Headings within boxes are given the prefix "box" instead of "index", but are otherwise numbered in sequence just like headings in the main text. We should take care to match the box heading numbers to the box numbers. The title of a box is anchored like this:
<h2><a href="box-01-00-00-00ref" id="box-01-00-00-00" name="box-01-00-00-00"><span class="itemnumber">Box 1: </span>The box title</a></h2>
When boxes contain standard elements, such as footnotes, then we construct our anchor in just the same way but we suffix the
nameandidwith the name of the standard part, like this:
<h3><a href="box-01-00-00-00-footnotesref" id="box-01-00-00-00-footnotes" name="box-01-00-00-00-footnotes">Notes</a></h3>
Notice that these examples also include the reciprocal
hrefwhich links back to the contents list. It is the same index as the heading but with the added suffix "ref".
Building the contents list
[watch this space... I know how to do it, but it takes bloody ages to write it up sensibly.

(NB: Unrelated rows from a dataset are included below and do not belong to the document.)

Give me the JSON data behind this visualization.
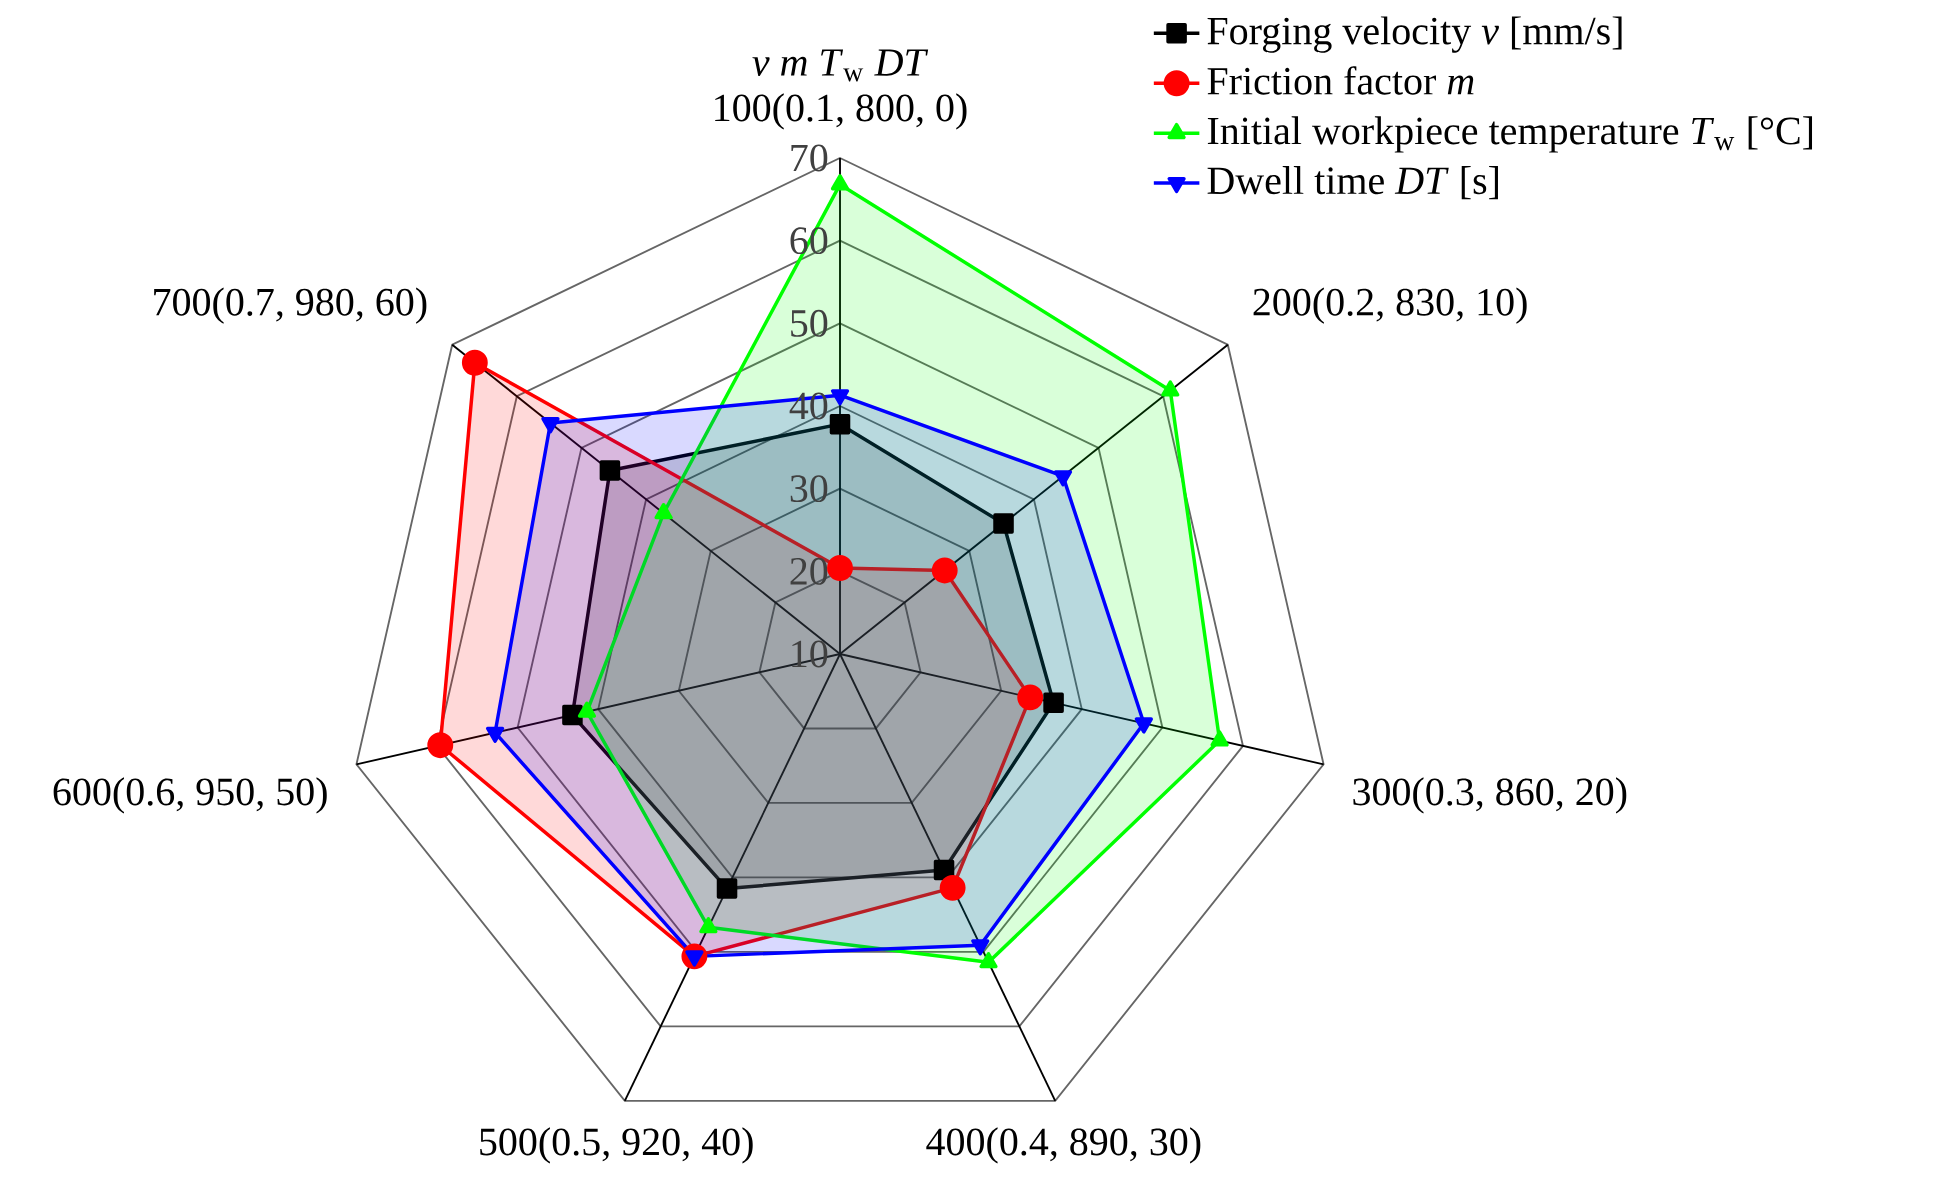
{
  "chart_data": {
    "type": "radar",
    "categories": [
      "100(0.1, 800, 0)",
      "200(0.2, 830, 10)",
      "300(0.3, 860, 20)",
      "400(0.4, 890, 30)",
      "500(0.5, 920, 40)",
      "600(0.6, 950, 50)",
      "700(0.7, 980, 60)"
    ],
    "series": [
      {
        "name": "Forging velocity *v* [mm/s]",
        "color": "#000000",
        "marker": "square",
        "values": [
          37.8,
          35.3,
          36.5,
          39.0,
          41.5,
          43.2,
          45.6
        ]
      },
      {
        "name": "Friction factor *m*",
        "color": "#ff0000",
        "marker": "circle",
        "values": [
          20.4,
          26.2,
          33.6,
          41.4,
          50.6,
          59.6,
          66.5
        ]
      },
      {
        "name": "Initial workpiece temperature *T*$_{w}$ [°C]",
        "color": "#00ff00",
        "marker": "triangle",
        "values": [
          66.8,
          61.1,
          57.1,
          51.4,
          46.7,
          41.4,
          37.3
        ]
      },
      {
        "name": "Dwell time *DT* [s]",
        "color": "#0000ff",
        "marker": "triangle-down",
        "values": [
          41.3,
          44.5,
          47.7,
          49.1,
          50.6,
          52.8,
          54.8
        ]
      }
    ],
    "ylim": [
      10,
      70
    ],
    "yticks": [
      10,
      20,
      30,
      40,
      50,
      60,
      70
    ],
    "grid": true,
    "legend": "top right",
    "annotations": [
      "*v* *m* *T*$_{w}$ *DT*"
    ]
  }
}
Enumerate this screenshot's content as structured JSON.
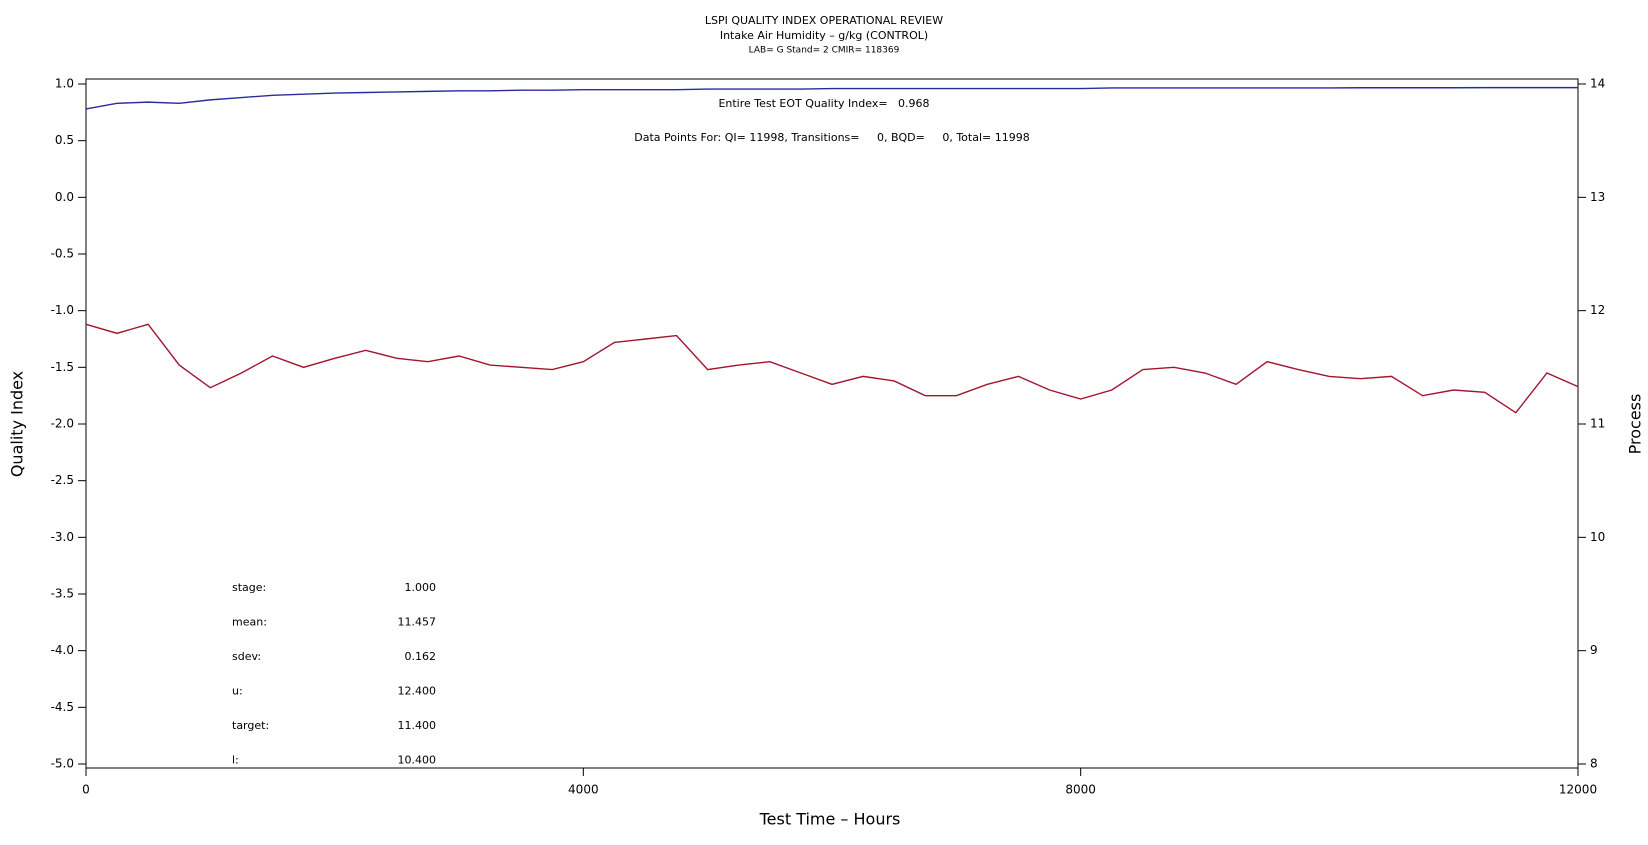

I suppose it'll be worth it in the end.]
Footnotes
1. I use the terms "contents list" and "index" fairly interchangeably. There is little call for formal indexes in web pages since the text is essentially searchable on far more terms than would ever be included in a written index. However, when it comes to the actual linking code, "index" seems the better choice.
2. I believe much of this advice is outdated. In the early days we were all very concerned with clickable buttons and page-turners to give something of the feel of the printed book, but with greater familiarity and the availability of better tools and better screens, we've grown more accustomed to reading long texts and are better equipped to do so.
3. Of course this technique will mean that headings are by default displayed in bright blue in most browsers, or bright red for visited links. That is unless the style is overridden by the site designer. Many people (including myself) would prefer headings were not bright blue or red, so we write our style sheet to overcome this. But this means that while on the one hand we provide an aid to navigation, on the other hand we remove a strong visual clue to its existence. Once discovered, the fact that headings link back to the contents list will be found to be useful in long documents, so we hope that the reader will forgive us for breaking this particular rule of page accessibility.
4. If we used plain paragraphs or a table (as one might think would suit a table of contents) we would soon find that on the one hand we were limited when it came to showing nested subheadings, and on the other we had let ourselves in for much more complication than we need.
5. Handling long documents is another reason to make sure that the tools in use are the best for the job. If a text editor is preferred (and it certainly is here) it should allow us to work with the text unwrapped—each paragraph a separate line—and should be capable of reformatting text in various ways.
6. We try to make sure that we are as consistent as possible, so that if we use one naming convention for something then we should use the same convention for something similar. In this case I've appended "ref" to the id and name values when these are the values in the referring link rather than the object being referred to. This is the same convention as with footnotes.
7. I have worked on hundreds of long complex multi-level documents and have never required the use of a level 6 heading.